On trouve désormais partout des indications sur la teneur énergétique des aliments... même sur la bière ! Vous n'y aviez jamais pensé, et pourtant : « 25 cl de Heineken, toute la fraîcheur de l'eau, la naturalité des céréales et la force du houblon pour 100 Kcal ! ». Les produits deviennent des marques, ce qui les dénature. Vous pensez boire de la bière ? Non, c'est bien plus que cela, c'est de l'Heineken. Vous mangez du chocolat ? Non, c'est du Poulain. Vous faites un pot-au-feu ? Ce ne sont pas des poireaux, des navets et des carottes, mais d'excellents légumes sans graisses ajoutées emballés pour conserver leur fraîcheur et leur saveur pour votre confort et votre sécurité. C'est comme les tranches de jambon : les paquets sont transparents, il suffit de retourner le paquet pour comparer l'aspect du jambon et choisir le plus appétissant. Pourtant, on choisit d'après la photo de l'opercule, qui présente une tranche savamment ourlée autour d'une fourchette près d'un cornichon.
Je ne suis pas très amateur du couplet c'était-mieux-avant, mais là nous avons vraiment perdu quelque chose – quelque chose comme le bon sens.

vendredi, 14 avril 2006

Le meilleur ami de l'homme

Mon téléphone fait de la musique quand je l'allume et me dit « à bientôt » quand je l'éteins. Deux raisons pour avoir quotidiennement envie de le fracasser.

mercredi, 12 avril 2006

Collaboration

Je discutai aujourd'hui avec deux jeunes femmes qui ont travaillé (sans se connaître) quelque temps chez Décathlon comme vendeuses puis managers. Pour l'entretien d'embauche, chacune fut sommée de répondre à une liste de questions personnelles, indiscrètes, voire carrément illégales de la part de l'entreprise. Exemples aussi invraisemblables que véridiques :
- Avez-vous un compagnon ? Si oui, quel âge a-t-il ? Où vit-il ? Où travaille-t-il ? Est-il câlin avec vous ?
- Pourquoi vos parents ont-ils divorcé ? Comment avez-vous vécu leur séparation ?
- Quelle est votre relation avec votre mère ? Avec votre père ?
etc.

C'est une puissante colère qui s'empare de moi en apprenant cela, et pour plusieurs raisons. Non seulement une entreprise se permet de poser ce genre de questions, mais surtout les gens s'y soumettent ! Et pire, l'une de mes interlocutrices, qui avouait avoir été choquée lors de son embauche, expliqua qu'elle avait ensuite elle-même posé ces questions à d'autres candidats qu'elle était chargée de recruter une fois promue manager. « On est bien obligé », ou la piteuse excuse de gens serviles et obscènes, prêts à accepter le viol de leur intimité puis de violer celle d'autrui sans plus de scrupules. Voilà ce qui me soulève : le sentiment profond et violent de scandale, quand la plupart des gens affirment n'y voir qu'une concession sans dommage au marché du travail. Je demandai à cette jeune, fraîche et pimpante collabo si certaines personnes qu'elle soumettait ainsi à la question refusaient parfois de répondre. Très peu, très peu, m'assura-t-elle d'un air résigné.

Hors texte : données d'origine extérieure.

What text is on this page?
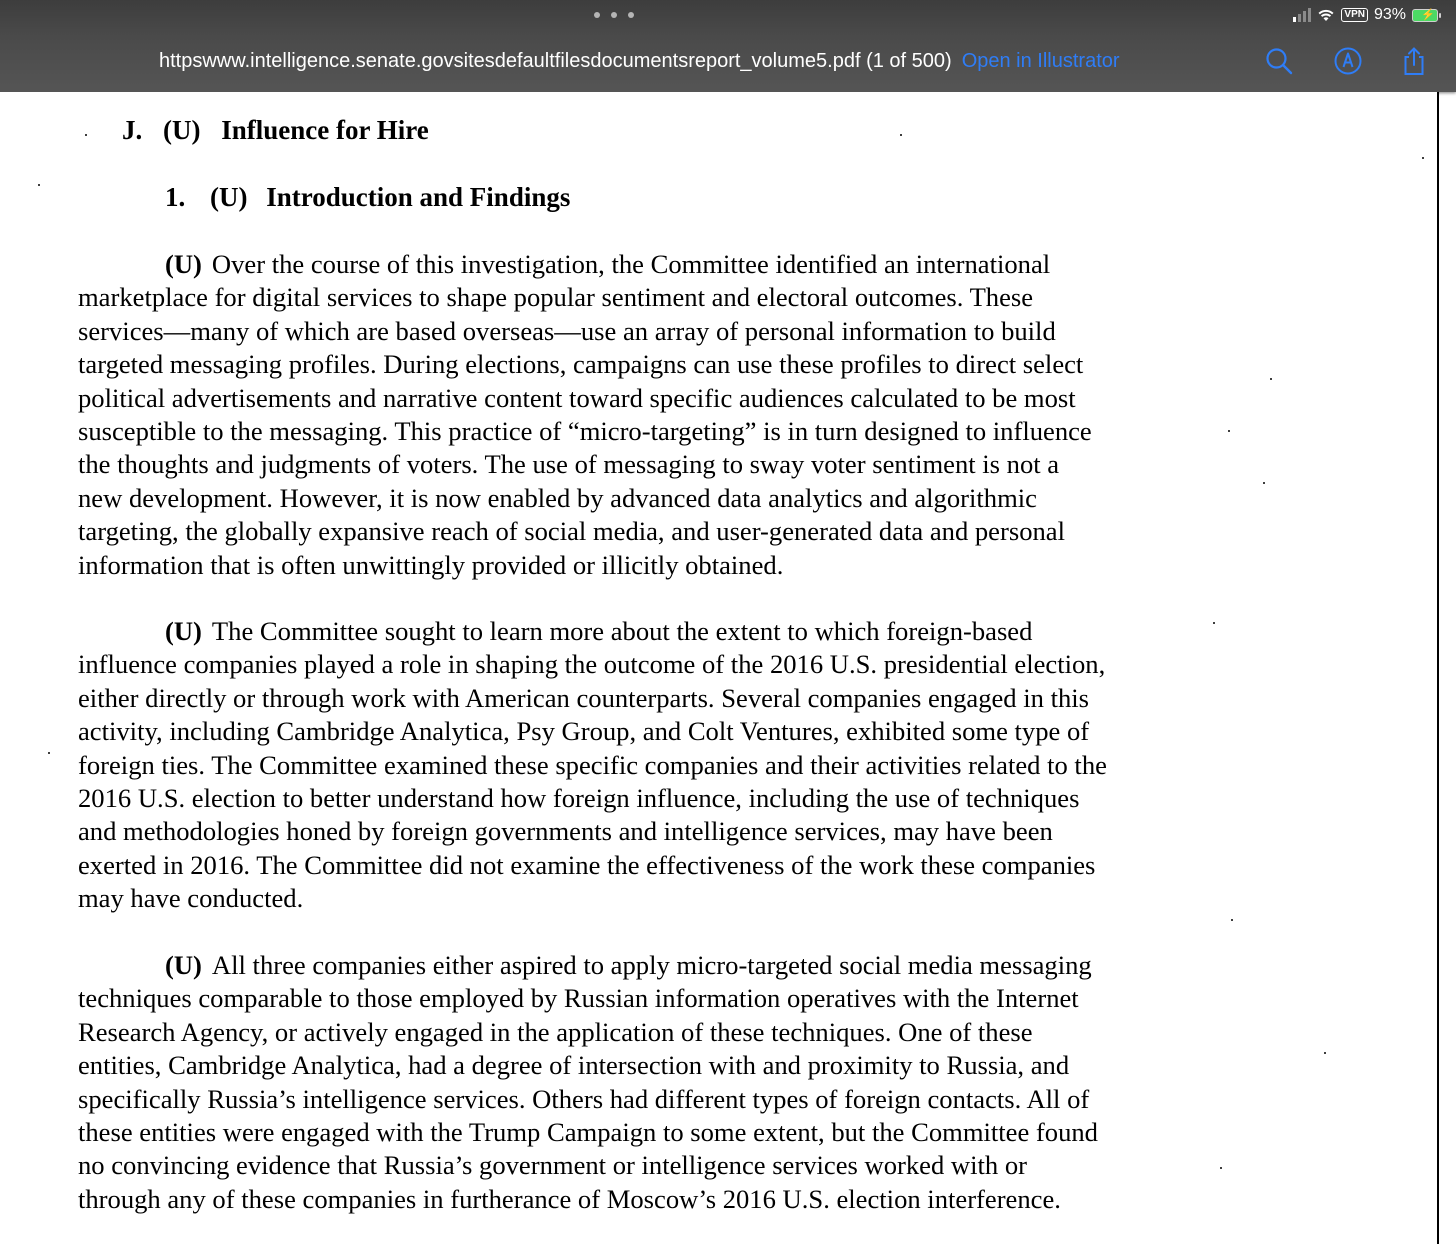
VPN 93% ⚡
httpswww.intelligence.senate.govsitesdefaultfilesdocumentsreport_volume5.pdf (1 of 500) Open in Illustrator
J. (U) Influence for Hire
1. (U) Introduction and Findings
(U) Over the course of this investigation, the Committee identified an international
marketplace for digital services to shape popular sentiment and electoral outcomes. These
services—many of which are based overseas—use an array of personal information to build
targeted messaging profiles. During elections, campaigns can use these profiles to direct select
political advertisements and narrative content toward specific audiences calculated to be most
susceptible to the messaging. This practice of “micro-targeting” is in turn designed to influence
the thoughts and judgments of voters. The use of messaging to sway voter sentiment is not a
new development. However, it is now enabled by advanced data analytics and algorithmic
targeting, the globally expansive reach of social media, and user-generated data and personal
information that is often unwittingly provided or illicitly obtained.
(U) The Committee sought to learn more about the extent to which foreign-based
influence companies played a role in shaping the outcome of the 2016 U.S. presidential election,
either directly or through work with American counterparts. Several companies engaged in this
activity, including Cambridge Analytica, Psy Group, and Colt Ventures, exhibited some type of
foreign ties. The Committee examined these specific companies and their activities related to the
2016 U.S. election to better understand how foreign influence, including the use of techniques
and methodologies honed by foreign governments and intelligence services, may have been
exerted in 2016. The Committee did not examine the effectiveness of the work these companies
may have conducted.
(U) All three companies either aspired to apply micro-targeted social media messaging
techniques comparable to those employed by Russian information operatives with the Internet
Research Agency, or actively engaged in the application of these techniques. One of these
entities, Cambridge Analytica, had a degree of intersection with and proximity to Russia, and
specifically Russia’s intelligence services. Others had different types of foreign contacts. All of
these entities were engaged with the Trump Campaign to some extent, but the Committee found
no convincing evidence that Russia’s government or intelligence services worked with or
through any of these companies in furtherance of Moscow’s 2016 U.S. election interference.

Et la décence ? Et l'honneur ? Et la morale ? Assurément ce sont là des mots dont le sens même nous échappe désormais.

samedi, 08 avril 2006

De la servitude volontaire

Parmi les innombrables magazines gratuits (comprenez « 36 pages de publi-information », c'est-à-dire surtout de publicité) distribués un peu partout dans les grandes villes, un petit nouveau a fait son apparition : Kiozine, entièrement consacré au téléphone mobile et à sa personnalisation. Les premières phrases de l'édito du n°2 sont à mon sens le résumé de la misère de l'homme réduit à son seul état de consommateur...

« Avec les beaux jours, Kiozine est de retour ! Il serait quand même dommage de vous ennuyer en sirotant un soda à la terrasse d'un café alors qu'il vous suffit de vous plonger dans votre mobile. »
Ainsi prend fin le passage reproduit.